Oddly enough, you can find those superheroines in an arena not too dissimilar from that of Barb Wire. Professional wrestling features attractive, athletic women in outfits that are just as skimpy. But don't forget that the men in wrestling are dressed just the same. The suit isn't to elicit sexual desire; it's to put the athlete's muscles and prowess on display. And in a world known historically for machismo and sexism, much like the conditions that created Barb Wire, it's the women who rule as titans. It was a body scissor than won Charlotte Flair the WWE Women's Championship Belt in a match that laid to rest a pink, glittery belt called the Divas Championship Belt. When a historically male-dominant arena like wrestling takes the legacy of its heroines more seriously than do the comic-book films starring actual goddesses, sorceresses, and secret agents, Barb Wire's impact ends up being bittersweet.

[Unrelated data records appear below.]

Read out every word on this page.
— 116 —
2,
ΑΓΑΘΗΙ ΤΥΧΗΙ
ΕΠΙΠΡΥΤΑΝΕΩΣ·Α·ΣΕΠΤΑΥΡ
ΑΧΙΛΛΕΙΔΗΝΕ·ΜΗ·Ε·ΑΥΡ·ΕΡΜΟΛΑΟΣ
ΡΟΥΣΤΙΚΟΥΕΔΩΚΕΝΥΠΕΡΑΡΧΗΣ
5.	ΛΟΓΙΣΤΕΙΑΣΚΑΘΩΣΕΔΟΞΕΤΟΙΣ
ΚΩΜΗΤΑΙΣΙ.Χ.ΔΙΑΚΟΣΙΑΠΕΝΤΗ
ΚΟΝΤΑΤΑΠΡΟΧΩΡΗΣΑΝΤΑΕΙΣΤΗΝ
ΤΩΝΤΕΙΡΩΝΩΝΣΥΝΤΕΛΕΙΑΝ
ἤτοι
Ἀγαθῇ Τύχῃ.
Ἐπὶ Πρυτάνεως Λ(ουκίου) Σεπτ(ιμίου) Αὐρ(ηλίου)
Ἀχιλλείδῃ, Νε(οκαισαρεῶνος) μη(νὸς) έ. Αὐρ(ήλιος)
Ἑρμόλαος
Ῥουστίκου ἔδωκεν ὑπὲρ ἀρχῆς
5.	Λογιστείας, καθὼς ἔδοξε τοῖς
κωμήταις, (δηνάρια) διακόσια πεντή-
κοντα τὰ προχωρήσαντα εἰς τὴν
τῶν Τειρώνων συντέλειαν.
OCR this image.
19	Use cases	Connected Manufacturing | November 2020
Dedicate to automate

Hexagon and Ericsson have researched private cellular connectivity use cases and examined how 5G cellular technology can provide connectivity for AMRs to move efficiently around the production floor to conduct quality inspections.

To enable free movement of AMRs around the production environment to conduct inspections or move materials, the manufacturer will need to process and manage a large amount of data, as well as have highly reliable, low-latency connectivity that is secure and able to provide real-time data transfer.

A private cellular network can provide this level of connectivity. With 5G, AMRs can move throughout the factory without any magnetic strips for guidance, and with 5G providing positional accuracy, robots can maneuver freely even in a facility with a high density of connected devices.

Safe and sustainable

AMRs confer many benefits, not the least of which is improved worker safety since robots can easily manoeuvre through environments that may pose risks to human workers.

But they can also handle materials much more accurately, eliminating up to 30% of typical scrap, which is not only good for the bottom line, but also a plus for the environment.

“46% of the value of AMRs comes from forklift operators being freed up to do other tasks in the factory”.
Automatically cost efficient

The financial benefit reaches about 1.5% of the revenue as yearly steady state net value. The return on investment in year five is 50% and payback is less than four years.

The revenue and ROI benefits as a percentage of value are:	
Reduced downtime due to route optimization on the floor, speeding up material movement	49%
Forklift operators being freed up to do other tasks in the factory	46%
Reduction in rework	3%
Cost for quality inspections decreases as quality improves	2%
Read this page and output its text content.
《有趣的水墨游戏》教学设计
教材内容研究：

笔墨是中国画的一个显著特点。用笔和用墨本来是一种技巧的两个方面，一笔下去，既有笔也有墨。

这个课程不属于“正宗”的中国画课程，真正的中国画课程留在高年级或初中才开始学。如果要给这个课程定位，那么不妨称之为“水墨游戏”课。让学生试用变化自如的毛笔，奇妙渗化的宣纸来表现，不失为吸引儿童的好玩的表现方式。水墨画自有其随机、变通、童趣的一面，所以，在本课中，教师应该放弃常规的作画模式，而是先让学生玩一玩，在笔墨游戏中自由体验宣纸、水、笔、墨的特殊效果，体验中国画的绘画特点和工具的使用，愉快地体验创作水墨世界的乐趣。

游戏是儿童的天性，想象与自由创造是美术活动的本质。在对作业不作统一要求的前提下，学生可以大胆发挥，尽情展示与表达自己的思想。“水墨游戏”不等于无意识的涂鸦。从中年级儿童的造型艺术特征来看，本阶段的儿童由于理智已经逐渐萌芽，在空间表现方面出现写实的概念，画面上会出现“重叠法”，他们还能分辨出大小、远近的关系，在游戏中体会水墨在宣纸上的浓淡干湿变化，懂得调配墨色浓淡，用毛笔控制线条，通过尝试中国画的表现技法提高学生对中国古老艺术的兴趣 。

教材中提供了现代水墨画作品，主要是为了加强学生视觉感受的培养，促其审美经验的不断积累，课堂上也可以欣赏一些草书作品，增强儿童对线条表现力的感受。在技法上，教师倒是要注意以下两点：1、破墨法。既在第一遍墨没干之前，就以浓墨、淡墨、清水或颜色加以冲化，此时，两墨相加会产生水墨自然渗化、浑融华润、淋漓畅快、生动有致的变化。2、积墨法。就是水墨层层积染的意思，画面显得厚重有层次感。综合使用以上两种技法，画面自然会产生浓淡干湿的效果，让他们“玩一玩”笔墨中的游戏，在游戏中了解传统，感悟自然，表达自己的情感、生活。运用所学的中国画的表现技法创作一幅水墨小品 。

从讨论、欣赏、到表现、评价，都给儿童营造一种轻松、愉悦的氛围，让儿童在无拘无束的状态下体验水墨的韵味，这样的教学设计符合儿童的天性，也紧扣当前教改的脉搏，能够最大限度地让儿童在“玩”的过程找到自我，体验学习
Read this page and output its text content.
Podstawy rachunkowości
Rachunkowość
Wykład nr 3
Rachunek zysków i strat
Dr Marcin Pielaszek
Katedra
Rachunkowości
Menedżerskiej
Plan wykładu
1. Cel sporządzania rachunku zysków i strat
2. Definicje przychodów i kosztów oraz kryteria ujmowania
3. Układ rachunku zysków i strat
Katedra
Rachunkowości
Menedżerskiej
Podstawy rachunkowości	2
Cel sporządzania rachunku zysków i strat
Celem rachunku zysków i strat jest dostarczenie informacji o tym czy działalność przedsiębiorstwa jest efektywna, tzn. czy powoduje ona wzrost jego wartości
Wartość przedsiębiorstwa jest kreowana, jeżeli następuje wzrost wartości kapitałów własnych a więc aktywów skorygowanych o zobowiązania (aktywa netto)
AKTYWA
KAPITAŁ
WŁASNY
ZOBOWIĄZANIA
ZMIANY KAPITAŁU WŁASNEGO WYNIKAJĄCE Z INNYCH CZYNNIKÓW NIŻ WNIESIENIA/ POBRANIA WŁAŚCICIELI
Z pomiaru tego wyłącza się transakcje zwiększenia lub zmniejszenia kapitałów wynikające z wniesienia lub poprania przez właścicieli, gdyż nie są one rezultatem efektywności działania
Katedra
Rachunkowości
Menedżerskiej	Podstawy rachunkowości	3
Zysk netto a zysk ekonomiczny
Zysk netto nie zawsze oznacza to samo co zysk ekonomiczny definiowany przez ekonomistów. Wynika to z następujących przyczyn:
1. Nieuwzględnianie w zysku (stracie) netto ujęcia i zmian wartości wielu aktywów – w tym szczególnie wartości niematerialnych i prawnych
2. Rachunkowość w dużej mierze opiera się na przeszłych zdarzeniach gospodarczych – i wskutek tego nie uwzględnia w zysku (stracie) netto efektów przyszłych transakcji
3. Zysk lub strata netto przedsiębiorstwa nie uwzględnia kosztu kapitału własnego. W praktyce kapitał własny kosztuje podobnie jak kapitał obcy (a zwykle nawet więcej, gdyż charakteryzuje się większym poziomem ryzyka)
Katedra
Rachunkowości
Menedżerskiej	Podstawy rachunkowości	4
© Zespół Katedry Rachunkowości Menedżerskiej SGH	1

Captain America: Civil War opens this week, and Scarlett Johansson is once again relegated to the sidelines. Rather than a solo Black Widow film, Johansson has to get her action-hero kicks like a junkie fiending for a hit in an alley. How else do you explain starring in Luc Besson's convoluted Lucy or attempting to play an Asian character in impending disasters like Ghost in the Shell? A female superhero film is nice work if you can get it, but if you can't, well, this mediocre film from 20 years ago will do.